The shift away from China-centric supply chains is equally significant. Production is no longer anchored in a single dominant hub but is fragmenting into what supply chain experts call the "China + many" model. The drivers are both geopolitical and commercial: the United States seeks to reduce vulnerability to Chinese supply chains, while industrial users seek greater resiliency in sourcing.
The Real Estate Impact: What This Means for Texas Industrial Space
The manufacturing resurgence is showing up directly in the Texas industrial market. Reshoring is happening for select industries, with investments concentrated in markets in the Southeast and Central United States, including Texas, where lower labor and real estate costs provide long-term advantages. In these areas, manufacturing now accounts for 20% of new leasing, up from 13% pre-pandemic.
The adjustment is resulting in additional demand, particularly for midsize facilities ranging from 100,000 to 400,000 square feet, as well as larger primary distribution and fulfillment centers of 500,000 square feet or more.
Since 2018, manufacturing-related engagements at major CRE firms have increased more than 350%. Demand for manufacturing sites and facilities is as strong as it has ever been in history, accounting for nearly 20% of overall requirements in 2024, and is projected to grow to as much as 30% of overall requirements by 2028.
Texas's Mega-Investments: The Deals Defining the Market
The scale of recent commitments to Texas underscores how seriously global corporations are treating the state as a production hub. Major recent investments include Eli Lilly's $6.5 billion biomanufacturing plant, Apple's AI server facility, and continued manufacturing investment from companies like Foxconn. A $365 million cable manufacturing facility near Houston is also slated to begin operations in 2026, highlighting the state's draw for large-scale, capital-intensive projects.
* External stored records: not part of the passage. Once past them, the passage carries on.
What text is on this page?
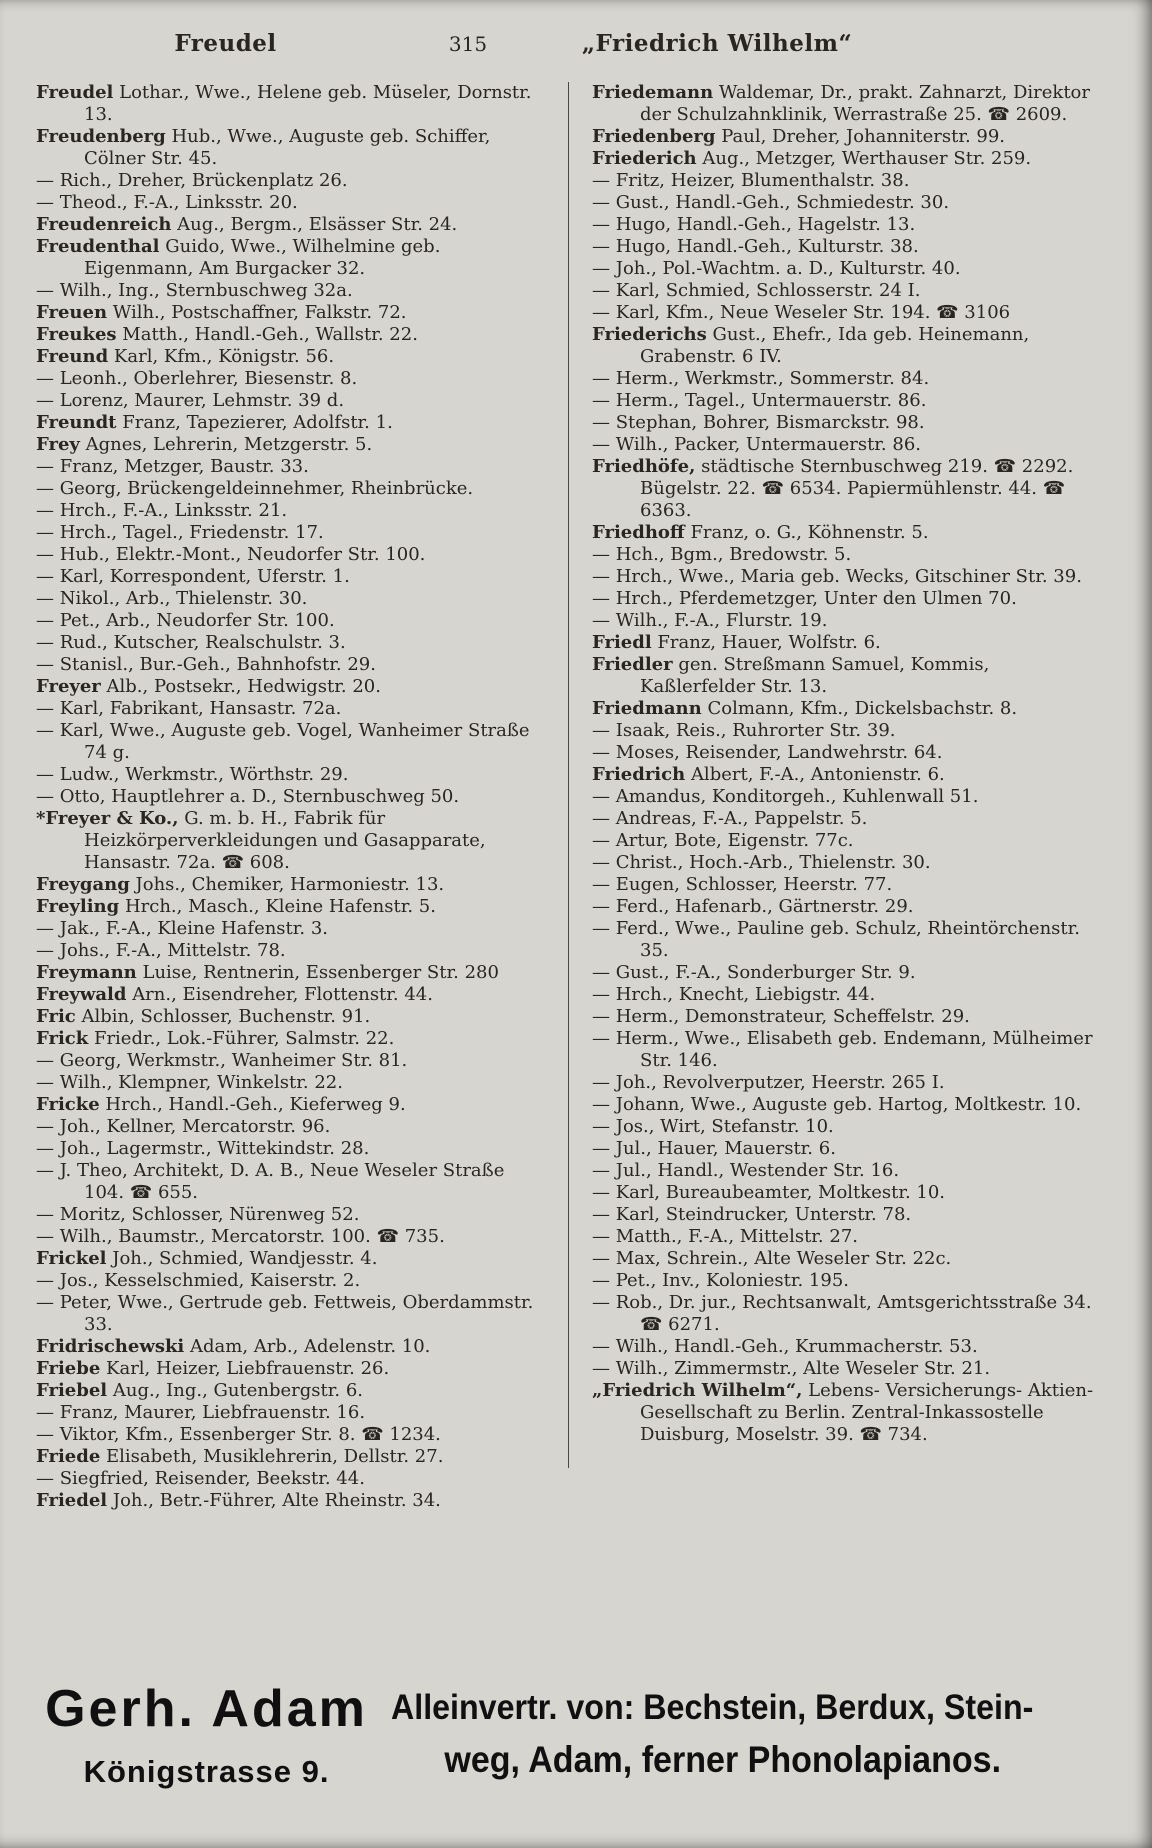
Freudel	315	„Friedrich Wilhelm“

Freudel Lothar., Wwe., Helene geb. Müseler, Dornstr. 13.

Freudenberg Hub., Wwe., Auguste geb. Schiffer, Cölner Str. 45.

— Rich., Dreher, Brückenplatz 26.

— Theod., F.-A., Linksstr. 20.

Freudenreich Aug., Bergm., Elsässer Str. 24.

Freudenthal Guido, Wwe., Wilhelmine geb. Eigenmann, Am Burgacker 32.

— Wilh., Ing., Sternbuschweg 32a.

Freuen Wilh., Postschaffner, Falkstr. 72.

Freukes Matth., Handl.-Geh., Wallstr. 22.

Freund Karl, Kfm., Königstr. 56.

— Leonh., Oberlehrer, Biesenstr. 8.

— Lorenz, Maurer, Lehmstr. 39 d.

Freundt Franz, Tapezierer, Adolfstr. 1.

Frey Agnes, Lehrerin, Metzgerstr. 5.

— Franz, Metzger, Baustr. 33.

— Georg, Brückengeldeinnehmer, Rheinbrücke.

— Hrch., F.-A., Linksstr. 21.

— Hrch., Tagel., Friedenstr. 17.

— Hub., Elektr.-Mont., Neudorfer Str. 100.

— Karl, Korrespondent, Uferstr. 1.

— Nikol., Arb., Thielenstr. 30.

— Pet., Arb., Neudorfer Str. 100.

— Rud., Kutscher, Realschulstr. 3.

— Stanisl., Bur.-Geh., Bahnhofstr. 29.

Freyer Alb., Postsekr., Hedwigstr. 20.

— Karl, Fabrikant, Hansastr. 72a.

— Karl, Wwe., Auguste geb. Vogel, Wanheimer Straße 74 g.

— Ludw., Werkmstr., Wörthstr. 29.

— Otto, Hauptlehrer a. D., Sternbuschweg 50.

*Freyer & Ko., G. m. b. H., Fabrik für Heizkörperverkleidungen und Gasapparate, Hansastr. 72a. ☎ 608.

Freygang Johs., Chemiker, Harmoniestr. 13.

Freyling Hrch., Masch., Kleine Hafenstr. 5.

— Jak., F.-A., Kleine Hafenstr. 3.

— Johs., F.-A., Mittelstr. 78.

Freymann Luise, Rentnerin, Essenberger Str. 280

Freywald Arn., Eisendreher, Flottenstr. 44.

Fric Albin, Schlosser, Buchenstr. 91.

Frick Friedr., Lok.-Führer, Salmstr. 22.

— Georg, Werkmstr., Wanheimer Str. 81.

— Wilh., Klempner, Winkelstr. 22.

Fricke Hrch., Handl.-Geh., Kieferweg 9.

— Joh., Kellner, Mercatorstr. 96.

— Joh., Lagermstr., Wittekindstr. 28.

— J. Theo, Architekt, D. A. B., Neue Weseler Straße 104. ☎ 655.

— Moritz, Schlosser, Nürenweg 52.

— Wilh., Baumstr., Mercatorstr. 100. ☎ 735.

Frickel Joh., Schmied, Wandjesstr. 4.

— Jos., Kesselschmied, Kaiserstr. 2.

— Peter, Wwe., Gertrude geb. Fettweis, Oberdammstr. 33.

Fridrischewski Adam, Arb., Adelenstr. 10.

Friebe Karl, Heizer, Liebfrauenstr. 26.

Friebel Aug., Ing., Gutenbergstr. 6.

— Franz, Maurer, Liebfrauenstr. 16.

— Viktor, Kfm., Essenberger Str. 8. ☎ 1234.

Friede Elisabeth, Musiklehrerin, Dellstr. 27.

— Siegfried, Reisender, Beekstr. 44.

Friedel Joh., Betr.-Führer, Alte Rheinstr. 34.

Friedemann Waldemar, Dr., prakt. Zahnarzt, Direktor der Schulzahnklinik, Werrastraße 25. ☎ 2609.

Friedenberg Paul, Dreher, Johanniterstr. 99.

Friederich Aug., Metzger, Werthauser Str. 259.

— Fritz, Heizer, Blumenthalstr. 38.

— Gust., Handl.-Geh., Schmiedestr. 30.

— Hugo, Handl.-Geh., Hagelstr. 13.

— Hugo, Handl.-Geh., Kulturstr. 38.

— Joh., Pol.-Wachtm. a. D., Kulturstr. 40.

— Karl, Schmied, Schlosserstr. 24 I.

— Karl, Kfm., Neue Weseler Str. 194. ☎ 3106

Friederichs Gust., Ehefr., Ida geb. Heinemann, Grabenstr. 6 IV.

— Herm., Werkmstr., Sommerstr. 84.

— Herm., Tagel., Untermauerstr. 86.

— Stephan, Bohrer, Bismarckstr. 98.

— Wilh., Packer, Untermauerstr. 86.

Friedhöfe, städtische Sternbuschweg 219. ☎ 2292. Bügelstr. 22. ☎ 6534. Papiermühlenstr. 44. ☎ 6363.

Friedhoff Franz, o. G., Köhnenstr. 5.

— Hch., Bgm., Bredowstr. 5.

— Hrch., Wwe., Maria geb. Wecks, Gitschiner Str. 39.

— Hrch., Pferdemetzger, Unter den Ulmen 70.

— Wilh., F.-A., Flurstr. 19.

Friedl Franz, Hauer, Wolfstr. 6.

Friedler gen. Streßmann Samuel, Kommis, Kaßlerfelder Str. 13.

Friedmann Colmann, Kfm., Dickelsbachstr. 8.

— Isaak, Reis., Ruhrorter Str. 39.

— Moses, Reisender, Landwehrstr. 64.

Friedrich Albert, F.-A., Antonienstr. 6.

— Amandus, Konditorgeh., Kuhlenwall 51.

— Andreas, F.-A., Pappelstr. 5.

— Artur, Bote, Eigenstr. 77c.

— Christ., Hoch.-Arb., Thielenstr. 30.

— Eugen, Schlosser, Heerstr. 77.

— Ferd., Hafenarb., Gärtnerstr. 29.

— Ferd., Wwe., Pauline geb. Schulz, Rheintörchenstr. 35.

— Gust., F.-A., Sonderburger Str. 9.

— Hrch., Knecht, Liebigstr. 44.

— Herm., Demonstrateur, Scheffelstr. 29.

— Herm., Wwe., Elisabeth geb. Endemann, Mülheimer Str. 146.

— Joh., Revolverputzer, Heerstr. 265 I.

— Johann, Wwe., Auguste geb. Hartog, Moltkestr. 10.

— Jos., Wirt, Stefanstr. 10.

— Jul., Hauer, Mauerstr. 6.

— Jul., Handl., Westender Str. 16.

— Karl, Bureaubeamter, Moltkestr. 10.

— Karl, Steindrucker, Unterstr. 78.

— Matth., F.-A., Mittelstr. 27.

— Max, Schrein., Alte Weseler Str. 22c.

— Pet., Inv., Koloniestr. 195.

— Rob., Dr. jur., Rechtsanwalt, Amtsgerichtsstraße 34. ☎ 6271.

— Wilh., Handl.-Geh., Krummacherstr. 53.

— Wilh., Zimmermstr., Alte Weseler Str. 21.

„Friedrich Wilhelm“, Lebens- Versicherungs- Aktien-Gesellschaft zu Berlin. Zentral-Inkassostelle Duisburg, Moselstr. 39. ☎ 734.

Gerh. Adam
Königstrasse 9.
Alleinvertr. von: Bechstein, Berdux, Stein-
weg, Adam, ferner Phonolapianos.
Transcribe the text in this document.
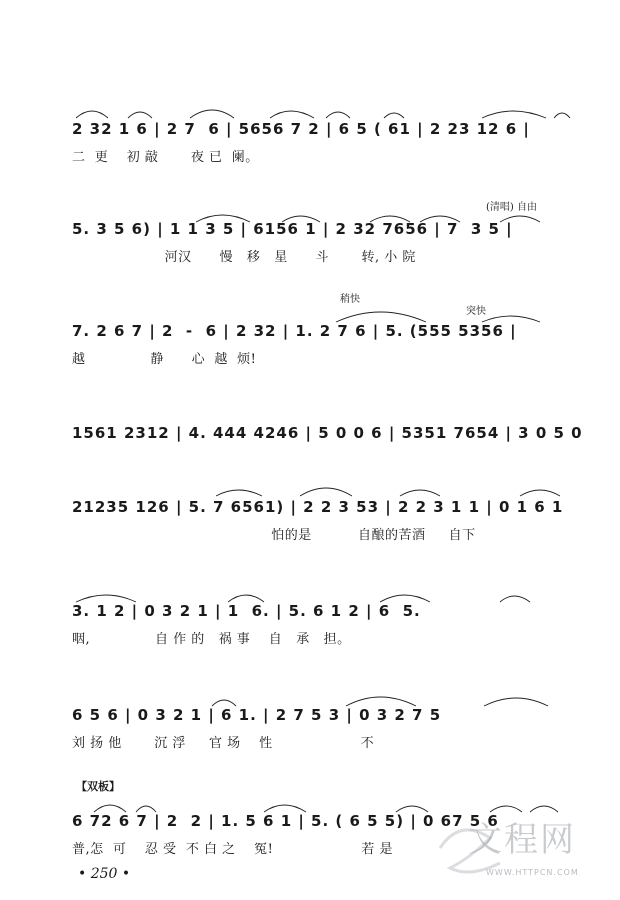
2 32 1 6 | 2 7  6 | 5656 7 2 | 6 5 ( 61 | 2 23 12 6 |
二  更    初 敲       夜 已  阑。
(清唱) 自由
5. 3 5 6) | 1 1 3 5 | 6156 1 | 2 32 7656 | 7  3 5 |
河汉      慢   移   星      斗       转, 小 院
稍快
突快
7. 2 6 7 | 2  -  6 | 2 32 | 1. 2 7 6 | 5. (555 5356 |
越              静      心  越  烦!
1561 2312 | 4. 444 4246 | 5 0 0 6 | 5351 7654 | 3 0 5 0
21235 126 | 5. 7 6561) | 2 2 3 53 | 2 2 3 1 1 | 0 1 6 1
怕的是          自酿的苦酒     自下
3. 1 2 | 0 3 2 1 | 1  6. | 5. 6 1 2 | 6  5.
咽,              自 作 的   祸 事    自   承   担。
6 5 6 | 0 3 2 1 | 6 1. | 2 7 5 3 | 0 3 2 7 5
刘 扬 他       沉 浮     官 场    性                   不
【双板】
6 72 6 7 | 2  2 | 1. 5 6 1 | 5. ( 6 5 5) | 0 67 5 6
普,怎  可    忍 受  不 白 之    冤!                   若 是
• 250 •
文程网
WWW.HTTPCN.COM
Taiwan-owned factories in Mexico are providing key IT hardware for the U.S. data center build-out, while Taiwan companies are making increasing investments in Texas to support U.S. reshoring of advanced manufacturing, particularly semiconductors and AI infrastructure.
Challenges: Infrastructure, Labor, and Power
The opportunity is real, but so are the constraints. Electrical capacity has become the single most critical constraint in industrial site selection, driven by the explosive growth of data centers, the increasing power demands of warehouse automation, and the electrification of logistics fleets. In multiple markets, developers report multiyear delays before utilities can provide the necessary power to a site.
Labor is another structural challenge. The National Association of Manufacturers projects millions of unfilled manufacturing roles nationwide over the next decade. If businesses don't act boldly, the U.S. faces a shortfall of 1.9 million manufacturing workers by 2033, with nearly 3.8 million positions opening up, but close to half potentially going unfilled.
Looking Ahead: A Multi-Year Demand Story
The structural forces behind nearshoring and reshoring represent a generational rebalancing of global production, not a short-term trend. Texas, with its border access, business climate, infrastructure, and established industrial base, is better positioned than virtually any other state to capture that demand over the next decade. By 2050, the Texas Department of Transportation projects that cross-border trade will generate more than 10.9 million jobs and contribute $604.5 billion in GDP to both the Texas and Mexican economies combined.
For industrial real estate investors, developers, and tenants alike, the message is clear: the manufacturing renaissance is a durable, multi-year driver of demand, and Texas is at the epicenter of it.